Libya's Operation Odyssey Dawn: Analysis of the American Military Operation, Removal of the Gaddafi Regime, NATO's Air War, Command and Control Issues, Responsibility to Protect (R2P)

By David N. Spires

  • Release Date: 2013-09-21
  • Category: Military

Brief Description

Four military reports provide a unique perspective on the Libyan military operation launched by President Obama in 2011, known as Operation Odyssey Dawn.

Libya's Operation Odyssey Dawn: Command and Control - Events in Libya from January through April 2011 and the related coalition operation, Operation Odyssey Dawn, provided an opportunity to observe how this new type of command would perform in a crisis/contingency operation.
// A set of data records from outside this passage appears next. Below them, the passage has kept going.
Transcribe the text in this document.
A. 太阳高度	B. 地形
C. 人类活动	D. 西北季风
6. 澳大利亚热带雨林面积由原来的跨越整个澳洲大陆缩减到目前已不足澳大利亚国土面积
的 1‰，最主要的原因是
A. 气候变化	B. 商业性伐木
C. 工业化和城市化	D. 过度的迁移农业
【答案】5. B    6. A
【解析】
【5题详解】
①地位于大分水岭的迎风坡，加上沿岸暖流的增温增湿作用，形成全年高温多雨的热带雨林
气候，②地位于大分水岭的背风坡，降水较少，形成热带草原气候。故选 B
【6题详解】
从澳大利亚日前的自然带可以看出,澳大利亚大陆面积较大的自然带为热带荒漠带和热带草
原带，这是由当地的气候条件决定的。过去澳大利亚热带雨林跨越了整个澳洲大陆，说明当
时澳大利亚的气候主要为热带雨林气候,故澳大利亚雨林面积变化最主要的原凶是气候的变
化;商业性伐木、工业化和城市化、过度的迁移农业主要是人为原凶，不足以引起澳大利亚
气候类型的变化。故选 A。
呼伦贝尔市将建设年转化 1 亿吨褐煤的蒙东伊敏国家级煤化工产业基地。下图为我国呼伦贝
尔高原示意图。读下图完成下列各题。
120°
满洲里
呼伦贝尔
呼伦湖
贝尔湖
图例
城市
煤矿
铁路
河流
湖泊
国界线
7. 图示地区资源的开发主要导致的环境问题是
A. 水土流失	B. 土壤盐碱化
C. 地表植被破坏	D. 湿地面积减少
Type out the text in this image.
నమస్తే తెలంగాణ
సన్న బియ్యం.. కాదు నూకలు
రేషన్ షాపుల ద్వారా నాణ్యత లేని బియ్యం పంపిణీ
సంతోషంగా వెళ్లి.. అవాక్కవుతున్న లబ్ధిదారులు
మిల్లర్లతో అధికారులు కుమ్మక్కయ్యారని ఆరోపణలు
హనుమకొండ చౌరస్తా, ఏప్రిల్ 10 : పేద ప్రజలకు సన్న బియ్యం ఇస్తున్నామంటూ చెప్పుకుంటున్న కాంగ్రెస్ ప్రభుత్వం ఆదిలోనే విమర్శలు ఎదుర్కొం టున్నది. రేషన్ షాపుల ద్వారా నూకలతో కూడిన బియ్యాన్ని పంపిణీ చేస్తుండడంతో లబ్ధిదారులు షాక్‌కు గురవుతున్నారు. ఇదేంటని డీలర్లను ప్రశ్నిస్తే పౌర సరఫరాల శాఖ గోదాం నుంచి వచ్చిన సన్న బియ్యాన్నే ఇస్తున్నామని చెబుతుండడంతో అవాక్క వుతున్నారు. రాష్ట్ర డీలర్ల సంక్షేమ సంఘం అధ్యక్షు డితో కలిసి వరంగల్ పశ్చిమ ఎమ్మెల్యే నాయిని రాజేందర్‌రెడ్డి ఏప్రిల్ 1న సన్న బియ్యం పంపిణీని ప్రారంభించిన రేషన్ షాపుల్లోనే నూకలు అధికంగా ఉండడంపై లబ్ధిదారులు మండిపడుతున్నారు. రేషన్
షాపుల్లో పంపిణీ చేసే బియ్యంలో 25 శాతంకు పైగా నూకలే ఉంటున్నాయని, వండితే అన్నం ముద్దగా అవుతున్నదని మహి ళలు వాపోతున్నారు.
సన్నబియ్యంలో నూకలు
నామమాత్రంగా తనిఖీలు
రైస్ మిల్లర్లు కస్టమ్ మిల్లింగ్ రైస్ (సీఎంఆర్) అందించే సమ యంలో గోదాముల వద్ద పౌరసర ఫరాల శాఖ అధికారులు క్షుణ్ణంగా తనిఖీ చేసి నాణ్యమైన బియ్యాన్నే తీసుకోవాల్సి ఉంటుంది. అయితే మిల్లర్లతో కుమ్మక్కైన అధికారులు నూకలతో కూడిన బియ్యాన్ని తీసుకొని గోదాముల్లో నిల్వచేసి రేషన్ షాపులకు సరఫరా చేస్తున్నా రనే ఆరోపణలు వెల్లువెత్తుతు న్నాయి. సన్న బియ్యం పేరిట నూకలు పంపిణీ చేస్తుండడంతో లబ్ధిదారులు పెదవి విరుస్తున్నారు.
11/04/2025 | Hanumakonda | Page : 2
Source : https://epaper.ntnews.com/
USAFRICOM was required to plan kinetic operations, form a multinational coalition, stand up a multinational joint task force (JTF), conduct offensive and defensive maritime and air operations, and transition leadership of the operation to the North Atlantic Treaty Organization (NATO). The best practices and lessons learned from all phases of USAFRICOM's execution of the operation will be valuable in determining the viability of its unique structure and organization and its applicability to other commands. Additionally, the lessons learned will provide input to changes that may be required to ensure future success.

The Promise and the Peril of the Responsibility to Protect - In 2005, the United Nations codified the concept of Responsibility to Protect (R2P) in its World Summit Outcome, stating that sovereign governments have a responsibility to protect their populations from atrocities, and if that government is unable or unwilling to do so, the international community had a responsibility to act to stop the atrocity through diplomatic, humanitarian or other peaceful means, or by force in extreme cases. The concept of Responsibility to Protect has gained rapid international acceptance, to include its addition in the 2010 United States National Security Strategy, but serious questions remain regarding the legitimate application of force when force is deemed necessary. This paper considers the 2011 Libyan rebellion as a case study of the use of force under the auspices of The Responsibility to Protect.

NATO's Air War in Libya: A Template for Future American Operations - This research paper attempts to answer the question: does NATO's air war in Libya provide a template for how the United States will settle its future military conflicts? This paper explores three case studies involving airpower to identify the feasibility of a template for future military operations. The first case study explores NATO's 78-day air war against Bosnia over Kosovo. The next case study looks at America's involvement in Afghanistan during the first six months of Operation Enduring Freedom. The last case study involves NATO and America's 2011 involvement in Libya.

Operations Odyssey Dawn and Unified Protector: A Coercive Failure? - This monograph examines military operations in Libya 2011, Operations Unified Protector and Odyssey Dawn, through the lens of coercion theory. It seeks to answer the question: if the United States and its allies attempted to apply coercion theory against Gaddafi preceding and during military operations, why did he seemingly exhibit no behavioral changes prior to his death? This monograph purports that even though Operations Odyssey Dawn and Unified Protector succeeded in supporting the removal of the Gaddafi regime, ultimately they represent a coercive failure.